Pembebasan dalam hal ini bisa kita artikan sebagai tindakan yang melawan
belenggu atau batasan. Dalam hal pembebasan kita memerlukan adanya suatu
paradigma yang membebaskan, maka pola pikir yang dilandaskan pada jiwa adalah
paradigma yang sangat penting untuk membebaskan tawanan cinta.
Dengan
paradigma “melawan batasan”, maka kita
terhindar dari cinta yang membelenggu. Kita akan menjadi pendidik cinta
terhadap diri kita sendiri. Kita semua dalam lubuk hati pasti menyadari
pendidikan yang sifatnya membelenggu atau menghagemoni pasti menimbulkan
kecemasan. Maka sebagai manusia yang berifikir, segala macam pendidikan yang
membelenggu haruslah kita lawan.
Kalaupun
dalam percintaan terdapat batasan, harusnya batasan itu tidaklah untuk
menghagemoni. Karena segala sesuatu yang menghagemoni itu bukan cinta.

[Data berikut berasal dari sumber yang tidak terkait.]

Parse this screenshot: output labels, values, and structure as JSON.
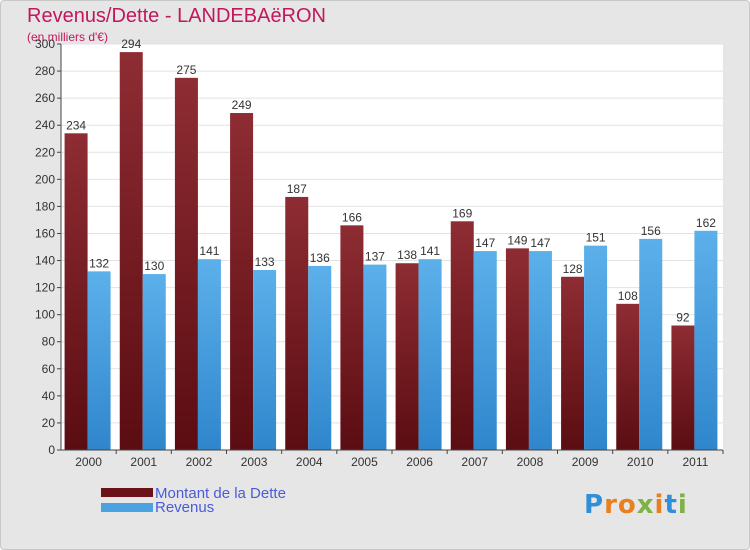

Anggur-Anggur Cinta Yang Sangat Perempuan
Do’a
bukanlah cara untuk memenuhi kebutuhan semata, ia melainkan juga luapan cinta
atau cara mewujudkan pertalian cinta. Segala sesuatu yang tidak terjangkau
logika dan ilmu pengetahuan hanya diperoleh dengan cinta; yakni cinta seseorang
yang asyik bercengkerama dengan Sang Kekasih.
A
Carrel
menandaskan “manakala kalbu berisi cinta murni, cinta itu pastilah tulus,
suci dan sejati. Kehidupan dan wujud merupakan suatu simbol bagi dari berbagai
mukjizat Allah. Orang yang mengenal Allah pastilah ia mengenal Cinta”.[4]
Ketulusan,
kesucian, dan kesejatian cinta tidaklah diukur berdasarkan kenikmatan dan
kelezatan yang diperolehnya, melainkan berdasarkan kelaparan dan kebutuhannya
akan hal-hal yang mengitarinya. Derajat kesempurnaan manusia sebanding dan
berhubungan secara simetris dengan jenis kebutuhan dan hajatnya. Kadar dan
martabat manusia bergantung pada apa yang dimintanya. Ketika minat dan hajatnya
itu adalah sesuatu yang sempurna, luhur, dan suci, dia pun
demikian. Semakin rendah seseorang, semakin rendah pula kebutuhannya; begitu
pula sebaliknya. Benarlah kata Arya W Wirayuda (dosen saya), “Orang paling kaya adalah orang yang
paling besar kebutuhannya”.
Jadi
keutamaan seseorang tidaklah diukur dari kecintaannya terhadap dunia atau
kekayaan melainkan dari kebutuhan yang semakin sempurna dan luhur.
Cinta
adalah keterpesonaan akan hadirnya kekasih. Ia merupakan perasaan yang terpisah
dari kesempurnaan dan keagungan roh yang abadi. Abadi pada dasarnya adalah
segala sumber dari bumi ibu pertiwi yang bersatu padu dengan dirinya sendiri.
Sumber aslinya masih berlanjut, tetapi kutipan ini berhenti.